(MENAFN- Jordan Times)
AMMAN – Syntheses of ancient Jerash and its urban spread are based largely on studies of monumental ruins, most of whose visible and imposing remains belong to the Roman and Byzantine eras of Jerash. In 1930's, Crowfoot's studies drew early attention to the selective reuse of older architectural blocks and entire building units in the construction of the first churches.
Breakdown of the civic infrastructure would happen during the turn of the epoch or during big natural disasters like the famous earthquake from 749 AD.
"Recent material evidence supports contemporary literary references suggesting that during the Crusades and after the Mamluk Jerash had been reduced to impoverished improvised occupancies," said Australian scholar Ina Kehrberg-Ostrasz, adding that in the 19th century, a Circassian and Chechen colony was settled under Ottoman rule and Jerash revived as a township.
“The history of urban growth has changed relatively little seen in the main through the ruins of public secular and religious monuments which have earned Gerasa the modern attribute "Pompeii of the East",” Kehrberg-Ostrasz elaborated, noting that overshadowed by these acclaimed monumental ruins, it is easy to consider as insignificant, or worse to ignore the seemingly vacant areas between those standing ruins and main thoroughfares.
"Yet, these buried lots aligning ancient streets and lanes were once an integral part of urban growth and their intended use, or deliberate non-use would have been part of town planning projects. One may posit in addition, that local populations would have made temporary use of unbuilt civic environs," the scholar said, adding that the aerial views demonstrate how repetitively selective the architectural evidence is which has served urban studies of Gerasa until recently.

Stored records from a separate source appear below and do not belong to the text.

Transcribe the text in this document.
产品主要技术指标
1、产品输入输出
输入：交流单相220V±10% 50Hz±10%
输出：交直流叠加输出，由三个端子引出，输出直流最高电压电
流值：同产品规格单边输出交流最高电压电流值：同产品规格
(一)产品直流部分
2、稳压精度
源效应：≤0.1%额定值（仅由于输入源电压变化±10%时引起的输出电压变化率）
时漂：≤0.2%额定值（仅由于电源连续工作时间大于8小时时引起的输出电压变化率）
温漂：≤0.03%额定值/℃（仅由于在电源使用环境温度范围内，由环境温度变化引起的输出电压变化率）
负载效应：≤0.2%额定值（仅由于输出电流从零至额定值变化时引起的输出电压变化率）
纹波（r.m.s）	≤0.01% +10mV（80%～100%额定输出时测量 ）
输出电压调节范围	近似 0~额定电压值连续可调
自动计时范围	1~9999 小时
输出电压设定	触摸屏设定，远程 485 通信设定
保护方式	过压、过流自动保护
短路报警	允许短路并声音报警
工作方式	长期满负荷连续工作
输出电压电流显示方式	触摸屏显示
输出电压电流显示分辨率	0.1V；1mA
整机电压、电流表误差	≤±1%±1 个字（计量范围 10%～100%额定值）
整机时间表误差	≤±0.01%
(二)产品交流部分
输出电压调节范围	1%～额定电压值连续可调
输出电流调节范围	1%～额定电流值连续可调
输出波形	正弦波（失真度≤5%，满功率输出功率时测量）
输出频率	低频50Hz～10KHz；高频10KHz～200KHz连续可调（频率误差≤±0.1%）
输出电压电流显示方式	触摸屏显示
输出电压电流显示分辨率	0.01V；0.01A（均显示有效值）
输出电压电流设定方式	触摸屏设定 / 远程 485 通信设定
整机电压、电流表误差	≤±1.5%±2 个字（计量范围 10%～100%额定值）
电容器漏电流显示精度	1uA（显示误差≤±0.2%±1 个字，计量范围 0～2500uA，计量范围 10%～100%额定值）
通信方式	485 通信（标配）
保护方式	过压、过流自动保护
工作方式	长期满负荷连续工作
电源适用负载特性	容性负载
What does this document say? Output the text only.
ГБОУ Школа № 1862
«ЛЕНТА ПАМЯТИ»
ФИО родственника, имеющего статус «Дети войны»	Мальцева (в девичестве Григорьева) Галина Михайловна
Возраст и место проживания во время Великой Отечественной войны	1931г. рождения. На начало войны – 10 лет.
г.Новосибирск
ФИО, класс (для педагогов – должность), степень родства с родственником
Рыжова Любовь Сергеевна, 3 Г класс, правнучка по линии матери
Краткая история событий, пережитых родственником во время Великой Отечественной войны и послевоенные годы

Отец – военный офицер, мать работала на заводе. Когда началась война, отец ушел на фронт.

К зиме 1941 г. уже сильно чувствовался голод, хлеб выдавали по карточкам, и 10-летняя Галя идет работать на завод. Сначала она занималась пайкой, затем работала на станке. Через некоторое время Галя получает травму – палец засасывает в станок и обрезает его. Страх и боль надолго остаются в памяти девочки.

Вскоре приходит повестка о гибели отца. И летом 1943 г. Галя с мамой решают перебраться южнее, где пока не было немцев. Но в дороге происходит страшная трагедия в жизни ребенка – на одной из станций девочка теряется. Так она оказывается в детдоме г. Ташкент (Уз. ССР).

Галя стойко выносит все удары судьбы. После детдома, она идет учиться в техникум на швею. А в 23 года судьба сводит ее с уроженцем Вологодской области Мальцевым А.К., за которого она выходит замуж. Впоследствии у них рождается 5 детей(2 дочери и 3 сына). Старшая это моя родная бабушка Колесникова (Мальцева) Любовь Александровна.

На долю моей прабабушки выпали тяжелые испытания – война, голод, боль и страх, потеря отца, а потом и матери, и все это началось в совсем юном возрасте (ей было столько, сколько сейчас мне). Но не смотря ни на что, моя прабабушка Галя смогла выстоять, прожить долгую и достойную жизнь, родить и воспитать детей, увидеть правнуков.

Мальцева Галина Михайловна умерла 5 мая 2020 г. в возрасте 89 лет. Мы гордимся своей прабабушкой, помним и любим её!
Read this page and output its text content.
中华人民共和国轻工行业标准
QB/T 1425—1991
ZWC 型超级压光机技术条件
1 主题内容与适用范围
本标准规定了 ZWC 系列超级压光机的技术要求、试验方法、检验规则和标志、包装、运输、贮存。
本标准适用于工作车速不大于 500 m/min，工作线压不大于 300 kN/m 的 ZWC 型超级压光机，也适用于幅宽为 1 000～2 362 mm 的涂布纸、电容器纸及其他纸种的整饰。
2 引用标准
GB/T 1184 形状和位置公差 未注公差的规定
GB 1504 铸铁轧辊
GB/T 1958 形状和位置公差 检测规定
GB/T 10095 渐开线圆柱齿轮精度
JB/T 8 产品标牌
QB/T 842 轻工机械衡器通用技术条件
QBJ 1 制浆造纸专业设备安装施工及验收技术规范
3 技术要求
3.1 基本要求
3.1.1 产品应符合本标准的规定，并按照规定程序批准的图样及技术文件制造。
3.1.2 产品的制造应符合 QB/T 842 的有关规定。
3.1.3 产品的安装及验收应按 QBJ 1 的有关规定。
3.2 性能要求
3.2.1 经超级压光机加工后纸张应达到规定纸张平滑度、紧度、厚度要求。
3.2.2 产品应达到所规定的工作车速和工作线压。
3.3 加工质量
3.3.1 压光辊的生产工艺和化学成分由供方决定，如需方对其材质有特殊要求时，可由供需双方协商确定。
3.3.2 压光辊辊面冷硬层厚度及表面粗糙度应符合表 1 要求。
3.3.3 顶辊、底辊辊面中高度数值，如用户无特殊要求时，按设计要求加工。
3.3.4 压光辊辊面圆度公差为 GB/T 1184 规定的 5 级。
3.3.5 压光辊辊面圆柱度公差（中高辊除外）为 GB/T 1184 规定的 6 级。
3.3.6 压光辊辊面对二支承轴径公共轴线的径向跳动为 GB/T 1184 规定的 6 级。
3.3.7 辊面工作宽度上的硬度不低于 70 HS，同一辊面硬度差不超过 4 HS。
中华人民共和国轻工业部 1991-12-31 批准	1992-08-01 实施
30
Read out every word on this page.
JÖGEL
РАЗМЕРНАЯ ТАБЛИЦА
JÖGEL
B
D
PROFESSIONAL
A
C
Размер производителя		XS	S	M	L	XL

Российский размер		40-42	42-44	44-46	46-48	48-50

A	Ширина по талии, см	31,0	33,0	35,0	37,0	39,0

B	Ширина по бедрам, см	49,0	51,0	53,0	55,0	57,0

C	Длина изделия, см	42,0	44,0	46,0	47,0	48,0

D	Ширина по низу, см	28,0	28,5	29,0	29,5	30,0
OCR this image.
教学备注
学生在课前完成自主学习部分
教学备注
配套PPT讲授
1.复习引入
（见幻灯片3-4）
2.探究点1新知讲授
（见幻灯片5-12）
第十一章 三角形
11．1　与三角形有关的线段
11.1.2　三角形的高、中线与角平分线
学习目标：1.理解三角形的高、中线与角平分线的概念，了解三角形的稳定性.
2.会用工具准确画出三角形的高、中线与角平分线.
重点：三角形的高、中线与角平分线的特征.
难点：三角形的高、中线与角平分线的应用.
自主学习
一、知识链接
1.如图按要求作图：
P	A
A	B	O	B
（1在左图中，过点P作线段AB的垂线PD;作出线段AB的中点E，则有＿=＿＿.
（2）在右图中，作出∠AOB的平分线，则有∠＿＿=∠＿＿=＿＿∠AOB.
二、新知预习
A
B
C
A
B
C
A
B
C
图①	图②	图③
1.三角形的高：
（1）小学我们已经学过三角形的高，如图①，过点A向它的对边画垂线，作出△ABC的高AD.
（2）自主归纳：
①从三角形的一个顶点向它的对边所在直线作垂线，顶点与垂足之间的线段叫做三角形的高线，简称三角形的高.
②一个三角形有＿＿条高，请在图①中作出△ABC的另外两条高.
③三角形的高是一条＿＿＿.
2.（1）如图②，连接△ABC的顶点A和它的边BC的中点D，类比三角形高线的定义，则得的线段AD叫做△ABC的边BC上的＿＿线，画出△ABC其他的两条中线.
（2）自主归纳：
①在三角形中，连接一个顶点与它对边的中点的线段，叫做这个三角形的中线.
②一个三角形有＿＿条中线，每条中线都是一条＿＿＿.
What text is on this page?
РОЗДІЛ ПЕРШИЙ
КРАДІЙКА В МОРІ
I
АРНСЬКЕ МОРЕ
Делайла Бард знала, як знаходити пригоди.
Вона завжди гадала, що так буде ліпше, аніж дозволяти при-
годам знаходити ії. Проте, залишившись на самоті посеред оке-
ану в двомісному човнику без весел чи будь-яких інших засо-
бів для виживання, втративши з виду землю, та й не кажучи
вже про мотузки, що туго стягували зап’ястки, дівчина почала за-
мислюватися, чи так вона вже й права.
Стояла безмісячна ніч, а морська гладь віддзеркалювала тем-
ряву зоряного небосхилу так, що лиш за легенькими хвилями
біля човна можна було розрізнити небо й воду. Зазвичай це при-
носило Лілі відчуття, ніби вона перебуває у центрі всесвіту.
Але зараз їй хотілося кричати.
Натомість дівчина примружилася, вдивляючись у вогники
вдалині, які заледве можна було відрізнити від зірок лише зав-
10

“Archaeology in Gerasa is still mostly limited to a supporting role for restoration projects of Roman and Byzantine monumental ruins and their architectural studies. Most of the "inter-monumental" urban space thus remains terra incognita and will continue to be covered with excavated debris,” Kehrberg-Ostrasz said, adding that nearly two centuries of topographical, architectural and archaeological explorations, the first two systematic and extensive by Buckingham and his team of surveyors in 1816 and in 1893 by Schumacher have advanced surprisingly little our knowledge of the complexities of urban space as it was conceived and actually used by the Roman, Byzantine and Islamic population.
"Concentration on visible monumental remains and their restoration is also largely responsible for our flawed knowledge of pre-Roman Hellenistic and first century BC/AD Gerasa. Apart from some literary accounts, notably by the 1st century AD historian Flavius Josephus, and first century epigraphic references, until very recently (infra) there has been hardly any material evidence from the second century and little of the first centuries BC and AD," Kehrberg-Ostrasz elaborated.
In the last two decades of the 20th century research on the development of Early Roman Gerasa has relied heavily on findings at the lower terrace of the Zeus Sanctuary conducted by the French scholar Seigne and at the Artemis Sanctuary.
“Architectural blocks from Late Hellenistic buildings were discovered during excavation or anastyloses of Roman monuments, however most evidence for locations of buildings whose existence is known from recycled blocks stays hidden underground,” Kehrberg-Ostrasz underlined, adding that one such case is the Late Hellenistic Temple of Zeus, a good number of whose richly ornamented blocks were found by the excavators in the underground vaults of the first century naos situated on the lower terrace of the Zeus Sanctuary.
"Permitting the argument that the naos was probably located within the earlier precinct of the Zeus Sanctuary, a partial reconstruction on the site was hindered by the fact that the actual location of the monument remains unknown. The blocks are now exhibited together with a hypothetical model in the crypto portico of the lower terrace," Kehrberg-Ostrasz underscored.